Bold prayers flow from bold faith, and this is an area I’m certainly working on, by grace.
Thanks for this encouragement.
Always love having you visit Michele, and your wisdom. I’m sure you are a bold pray-er.
It is amazing to think that we can come to God boldly and confidently, without fear, because of what Jesus has done.
It certainly is, Lesley. Something we should celebrate and feel so happy about.
This is what God has had on my mind as well. Getting things back on track this year!
Tiffany, that’s a great way to start the year.
Another great post on prayer, Rachel! We can get so caught up in the ‘right’ way to pray when our Father just wants us to come to Him as we are. Thanks for sharing on Grace and Truth. I’ve shared your post on my FB group page.
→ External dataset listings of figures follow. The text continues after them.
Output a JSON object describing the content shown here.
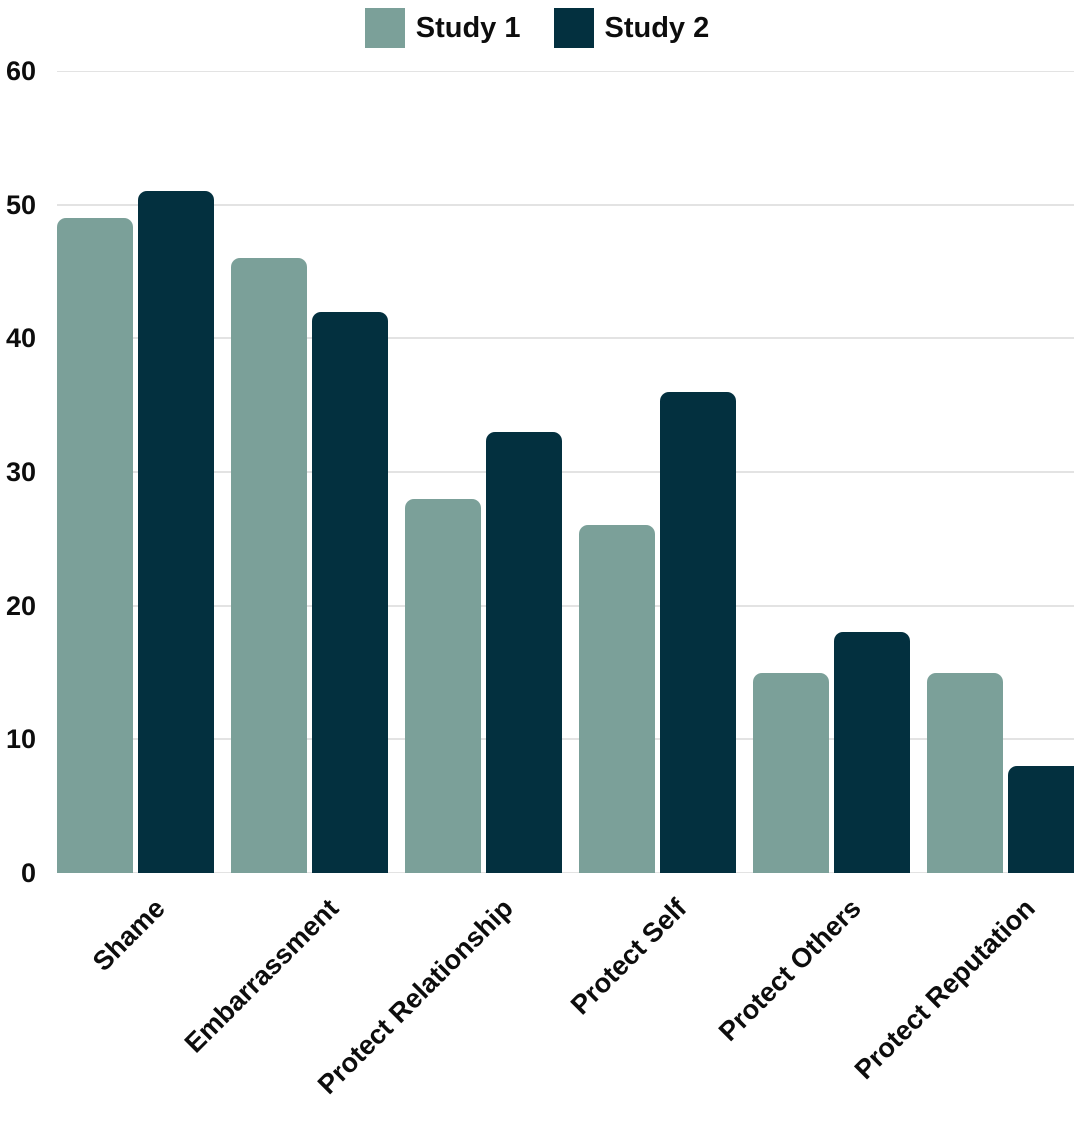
{
  "chart_data": {
    "type": "bar",
    "title": "",
    "xlabel": "",
    "ylabel": "",
    "categories": [
      "Shame",
      "Embarrassment",
      "Protect Relationship",
      "Protect Self",
      "Protect Others",
      "Protect Reputation"
    ],
    "series": [
      {
        "name": "Study 1",
        "color": "#7ba099",
        "values": [
          49,
          46,
          28,
          26,
          15,
          15
        ]
      },
      {
        "name": "Study 2",
        "color": "#03303f",
        "values": [
          51,
          42,
          33,
          36,
          18,
          8
        ]
      }
    ],
    "ylim": [
      0,
      60
    ],
    "yticks": [
      0,
      10,
      20,
      30,
      40,
      50,
      60
    ],
    "grid": true,
    "legend_position": "top-center"
  },
  "colors": {
    "background": "#ffffff",
    "gridline": "#e3e3e3",
    "text": "#0d0d0d"
  }
}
Thanks Aimee. You are so right, our Father just wants us to come to Him as we are. Thanks for sharing on your FB group page.
I was recently challenged, or rather inspired to look at Gods Word. And pray his word into my life and as an intercessor for my son, grandchildren, and those who interact with all of us daily. Everyone knows I am a Christian because I am confident about my relationship with Jesus Christ. Though, I have not been a bold prayer. I want to be a bold and confident prayer warrior. I have started writing specific prayers in a journal. Thank you for adding to my inspiration to pray Gods word, by encouraging me to pray boldly and with confidence. God bless you through the blood and resurrection of our Savior Jesus Christ. You are my sister in Christ, what a blessing.
I have been battling with love for my oldest sister. When my mom passed away she was very hurtful towards me. She tried to kick me out of my mother’s house after my mom passed away from pancreatic cancer. I was her caregiver for the last two years of her life. I know it is not very christian of me to hold a grudge. I don’t think I want a relationship with her anymore. But, I do wish that I could let go of the hurt and anger. I am hoping this workshop will help me get through that.
Grief seems to bring out the worst in some people. I have seen it in my own family when my mother died of cancer. I have seen it in friends families, too. I can understand the hurt you are feeling. The pain can run deep. I recommend as you work through the Tough Love Prayer Challenge, bring your hurt to God and Jesus. God is the Great Physician and he can heal our emotional wounds. I also believe we should not put ourselves in harm’s way and should keep away from our abuser until they stop. God can work miracles in our relationships. I hope this brings you hope.